TV gunman was fired from 2 TV stations, filed lawsuit for gay and racial discrimination

As the investigation continues, we are learning more about the gunman in the shooting of two journalists in Virginia. FOX 5 Chief Investigative Reporter Emily Miller has more on his background and what may have driven him to the killings.

- A Virginia television station is in mourning for its two journalists shot to death live on the air.

As the investigation continues, we are learning more about the gunman, Vester Flanagan, who was a former colleague of the victims.

WDBJ-TV reporter Alison Parker and photographer Adam Ward didn't see it coming. They were on live television doing a light feature interview when the shooting happened.

Flanagan was a reporter at the Roanoke, Virginia station until he was fired in 2013.

“Police arrived and escorted him from the building,” said WDBJ-TV’s general manager Jeff Marks. “On the way out, he handed a wooden cross to the news director … and he said you'll need this.

After he was fired, Flanagan then filed a complaint with the EEOC for discrimination for his sexuality and race. It was dismissed. He also filed a civil lawsuit.

“All of these investigations determined that no reasonable person would have taken any of the cited incidents as discrimination or harassment,” said Marks.

This was the second time that we know of that Flanagan was fired from a television station and then sued for discrimination.

In 1999, he worked as a reporter and anchor in Tallahassee, Florida. In less than a year, his news director, who is now in San Diego, said problems began.

“He started having some issues with us where he had some problems with the floor crew and with some of the directors -- they were saying things,” said Don Shafer, news director for San Diego 6. “He came into the station one weekend dressed in tights.”

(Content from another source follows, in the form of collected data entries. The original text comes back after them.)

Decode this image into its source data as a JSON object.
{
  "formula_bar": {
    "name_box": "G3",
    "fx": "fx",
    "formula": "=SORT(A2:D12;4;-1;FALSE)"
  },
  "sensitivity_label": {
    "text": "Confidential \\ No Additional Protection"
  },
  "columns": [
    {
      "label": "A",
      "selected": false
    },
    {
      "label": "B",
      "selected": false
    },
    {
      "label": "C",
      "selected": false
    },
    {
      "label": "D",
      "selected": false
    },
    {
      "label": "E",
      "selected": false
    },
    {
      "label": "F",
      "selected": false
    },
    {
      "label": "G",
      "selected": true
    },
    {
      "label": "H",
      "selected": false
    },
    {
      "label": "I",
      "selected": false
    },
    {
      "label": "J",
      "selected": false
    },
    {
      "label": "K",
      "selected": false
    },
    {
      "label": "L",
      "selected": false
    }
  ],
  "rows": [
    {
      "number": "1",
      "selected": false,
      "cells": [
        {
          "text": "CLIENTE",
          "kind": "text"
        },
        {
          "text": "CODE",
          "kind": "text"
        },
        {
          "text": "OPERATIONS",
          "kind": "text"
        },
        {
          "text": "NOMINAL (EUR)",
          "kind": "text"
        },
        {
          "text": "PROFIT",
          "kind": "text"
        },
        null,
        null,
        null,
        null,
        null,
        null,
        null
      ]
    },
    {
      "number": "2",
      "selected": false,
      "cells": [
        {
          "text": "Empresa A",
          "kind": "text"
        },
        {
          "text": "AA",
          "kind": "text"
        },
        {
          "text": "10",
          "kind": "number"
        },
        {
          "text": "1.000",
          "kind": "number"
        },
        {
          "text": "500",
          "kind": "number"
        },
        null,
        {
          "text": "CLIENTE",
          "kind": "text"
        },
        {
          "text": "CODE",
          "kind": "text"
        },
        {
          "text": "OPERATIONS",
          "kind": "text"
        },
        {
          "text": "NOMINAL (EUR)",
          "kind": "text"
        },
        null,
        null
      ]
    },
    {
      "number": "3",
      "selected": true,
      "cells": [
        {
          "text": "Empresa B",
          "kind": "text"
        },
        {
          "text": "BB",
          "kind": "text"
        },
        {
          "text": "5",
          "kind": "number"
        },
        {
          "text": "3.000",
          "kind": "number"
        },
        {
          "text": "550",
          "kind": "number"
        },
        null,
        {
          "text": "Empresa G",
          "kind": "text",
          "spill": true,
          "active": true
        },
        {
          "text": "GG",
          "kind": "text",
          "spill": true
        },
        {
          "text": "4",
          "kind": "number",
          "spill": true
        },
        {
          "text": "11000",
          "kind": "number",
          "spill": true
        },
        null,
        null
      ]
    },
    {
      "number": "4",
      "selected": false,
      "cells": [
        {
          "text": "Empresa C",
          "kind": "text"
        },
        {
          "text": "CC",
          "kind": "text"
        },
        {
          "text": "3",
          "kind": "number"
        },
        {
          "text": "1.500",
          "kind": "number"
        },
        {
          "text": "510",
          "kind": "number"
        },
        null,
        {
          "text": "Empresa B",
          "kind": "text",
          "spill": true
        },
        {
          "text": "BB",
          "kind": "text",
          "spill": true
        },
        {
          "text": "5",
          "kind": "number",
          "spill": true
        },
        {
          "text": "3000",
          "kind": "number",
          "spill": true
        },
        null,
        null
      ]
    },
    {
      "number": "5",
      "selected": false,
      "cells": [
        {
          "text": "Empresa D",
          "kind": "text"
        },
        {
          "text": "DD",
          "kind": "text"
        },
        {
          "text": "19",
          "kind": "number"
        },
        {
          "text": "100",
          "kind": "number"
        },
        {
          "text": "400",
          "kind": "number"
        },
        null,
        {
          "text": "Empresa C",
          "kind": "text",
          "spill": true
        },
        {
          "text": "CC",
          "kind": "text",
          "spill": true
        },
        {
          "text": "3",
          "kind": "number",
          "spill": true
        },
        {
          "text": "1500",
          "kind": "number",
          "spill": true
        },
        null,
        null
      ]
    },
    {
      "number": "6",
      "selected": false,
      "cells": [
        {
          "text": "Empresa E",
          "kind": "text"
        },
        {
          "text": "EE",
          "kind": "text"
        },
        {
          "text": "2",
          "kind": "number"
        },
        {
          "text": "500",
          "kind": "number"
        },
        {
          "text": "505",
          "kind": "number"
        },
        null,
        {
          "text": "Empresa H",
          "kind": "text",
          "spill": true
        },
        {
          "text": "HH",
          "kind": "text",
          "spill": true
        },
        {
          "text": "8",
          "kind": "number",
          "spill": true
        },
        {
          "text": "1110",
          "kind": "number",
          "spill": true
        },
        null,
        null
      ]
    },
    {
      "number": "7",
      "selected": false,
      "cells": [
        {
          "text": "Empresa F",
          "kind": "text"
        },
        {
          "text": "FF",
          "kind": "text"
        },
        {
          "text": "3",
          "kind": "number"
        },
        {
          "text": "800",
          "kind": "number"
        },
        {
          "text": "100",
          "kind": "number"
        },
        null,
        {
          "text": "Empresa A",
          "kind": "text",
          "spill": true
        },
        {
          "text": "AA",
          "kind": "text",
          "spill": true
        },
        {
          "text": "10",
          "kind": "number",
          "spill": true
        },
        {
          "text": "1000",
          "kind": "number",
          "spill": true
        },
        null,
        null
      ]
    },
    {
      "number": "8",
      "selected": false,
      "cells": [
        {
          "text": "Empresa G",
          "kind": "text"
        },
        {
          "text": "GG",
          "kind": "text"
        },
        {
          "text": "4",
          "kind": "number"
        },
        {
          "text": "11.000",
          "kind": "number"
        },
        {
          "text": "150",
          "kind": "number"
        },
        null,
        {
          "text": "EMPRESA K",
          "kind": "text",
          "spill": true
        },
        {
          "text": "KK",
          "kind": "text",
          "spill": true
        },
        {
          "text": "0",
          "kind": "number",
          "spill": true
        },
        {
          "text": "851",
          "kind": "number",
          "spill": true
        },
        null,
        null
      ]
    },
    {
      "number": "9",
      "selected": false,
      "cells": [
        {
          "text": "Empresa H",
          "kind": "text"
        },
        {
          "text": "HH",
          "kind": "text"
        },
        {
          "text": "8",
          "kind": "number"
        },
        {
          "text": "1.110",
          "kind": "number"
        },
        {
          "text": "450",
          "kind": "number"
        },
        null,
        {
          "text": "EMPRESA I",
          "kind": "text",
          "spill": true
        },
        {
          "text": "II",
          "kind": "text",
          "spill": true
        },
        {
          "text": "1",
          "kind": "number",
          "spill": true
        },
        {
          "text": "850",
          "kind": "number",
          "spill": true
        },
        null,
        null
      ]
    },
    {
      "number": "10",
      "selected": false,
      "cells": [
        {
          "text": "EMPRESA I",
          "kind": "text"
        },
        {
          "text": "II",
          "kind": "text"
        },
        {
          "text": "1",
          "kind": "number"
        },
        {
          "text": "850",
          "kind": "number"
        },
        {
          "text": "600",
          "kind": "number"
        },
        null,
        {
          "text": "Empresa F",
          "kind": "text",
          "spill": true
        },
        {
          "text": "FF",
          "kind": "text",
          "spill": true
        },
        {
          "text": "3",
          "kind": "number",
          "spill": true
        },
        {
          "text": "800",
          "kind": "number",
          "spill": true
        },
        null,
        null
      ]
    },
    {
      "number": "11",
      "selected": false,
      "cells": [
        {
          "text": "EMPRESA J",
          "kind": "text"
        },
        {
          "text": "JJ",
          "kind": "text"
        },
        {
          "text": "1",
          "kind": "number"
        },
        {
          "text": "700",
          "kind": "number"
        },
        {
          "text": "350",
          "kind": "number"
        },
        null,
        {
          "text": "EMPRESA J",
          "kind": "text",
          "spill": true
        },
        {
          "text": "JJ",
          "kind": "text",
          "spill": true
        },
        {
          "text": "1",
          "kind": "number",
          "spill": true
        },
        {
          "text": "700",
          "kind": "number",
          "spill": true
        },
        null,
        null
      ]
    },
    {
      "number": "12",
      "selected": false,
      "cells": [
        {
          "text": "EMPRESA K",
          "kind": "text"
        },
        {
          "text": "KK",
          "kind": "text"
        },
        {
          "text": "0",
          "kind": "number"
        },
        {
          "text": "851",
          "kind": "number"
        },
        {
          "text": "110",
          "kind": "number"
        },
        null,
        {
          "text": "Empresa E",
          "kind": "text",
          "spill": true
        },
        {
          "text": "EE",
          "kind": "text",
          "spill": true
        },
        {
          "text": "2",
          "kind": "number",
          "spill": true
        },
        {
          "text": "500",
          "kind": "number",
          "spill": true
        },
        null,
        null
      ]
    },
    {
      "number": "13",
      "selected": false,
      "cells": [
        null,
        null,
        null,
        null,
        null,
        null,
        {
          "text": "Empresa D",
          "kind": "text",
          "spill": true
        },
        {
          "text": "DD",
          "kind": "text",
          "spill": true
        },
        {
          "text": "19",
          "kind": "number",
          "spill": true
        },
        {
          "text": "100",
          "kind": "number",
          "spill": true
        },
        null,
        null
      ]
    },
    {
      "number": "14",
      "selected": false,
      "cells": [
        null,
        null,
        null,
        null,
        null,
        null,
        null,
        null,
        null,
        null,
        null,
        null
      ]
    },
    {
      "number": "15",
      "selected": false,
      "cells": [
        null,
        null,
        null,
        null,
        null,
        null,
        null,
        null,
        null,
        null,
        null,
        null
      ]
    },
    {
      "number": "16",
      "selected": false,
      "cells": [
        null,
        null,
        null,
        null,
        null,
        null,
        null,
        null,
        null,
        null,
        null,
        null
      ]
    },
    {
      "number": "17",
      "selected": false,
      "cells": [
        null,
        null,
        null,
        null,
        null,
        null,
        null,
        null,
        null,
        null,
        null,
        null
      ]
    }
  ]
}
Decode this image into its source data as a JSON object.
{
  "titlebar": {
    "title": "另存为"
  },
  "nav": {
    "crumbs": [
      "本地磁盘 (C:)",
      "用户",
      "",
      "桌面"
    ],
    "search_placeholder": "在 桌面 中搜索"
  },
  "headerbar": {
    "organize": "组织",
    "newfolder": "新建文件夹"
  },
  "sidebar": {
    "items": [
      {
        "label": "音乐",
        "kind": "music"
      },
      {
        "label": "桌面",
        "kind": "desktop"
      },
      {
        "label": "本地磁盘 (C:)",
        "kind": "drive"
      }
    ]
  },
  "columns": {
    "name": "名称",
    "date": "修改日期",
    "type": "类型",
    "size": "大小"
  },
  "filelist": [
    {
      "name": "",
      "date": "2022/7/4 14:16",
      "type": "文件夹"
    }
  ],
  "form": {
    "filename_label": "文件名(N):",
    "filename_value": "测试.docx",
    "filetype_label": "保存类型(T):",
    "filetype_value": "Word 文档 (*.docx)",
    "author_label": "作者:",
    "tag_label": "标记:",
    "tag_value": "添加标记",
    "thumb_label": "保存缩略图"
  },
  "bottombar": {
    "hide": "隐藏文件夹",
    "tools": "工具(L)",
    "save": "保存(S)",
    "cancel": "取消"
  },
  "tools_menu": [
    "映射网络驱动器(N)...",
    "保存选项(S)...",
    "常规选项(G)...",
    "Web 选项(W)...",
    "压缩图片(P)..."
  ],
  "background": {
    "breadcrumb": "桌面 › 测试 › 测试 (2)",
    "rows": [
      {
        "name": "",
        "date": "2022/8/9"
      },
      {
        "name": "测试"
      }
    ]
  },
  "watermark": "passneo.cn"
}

Shafer explained it was another era and his colleagues mocked him for the tights and his sexuality, which he had closeted.

“It became more and more difficult for us to work with him and for him to work with our people,” he said.

Shafer fired him and Flanagan then filed a lawsuit. First, he said he was discriminated against because he was gay. Then he changed the claim to racial discrimination.

“To hear Vester Flanagan was the prime suspect in this crime was unbelievable,” said Shafer. “The hair stood up on the back of my neck and I just felt horrible that here was a guy that I had worked with that had allegedly committed such a heinous act.”

After killing Ward and Parker, Flanagan tweeted his supposed reasons for murder and posted videos. But his long troubled life ended when he committed suicide in Virginia.

Flanagan had years of pent up anger. He blamed everyone else for his problems. And for some reason, he fixated on two young journalists who he barely knew.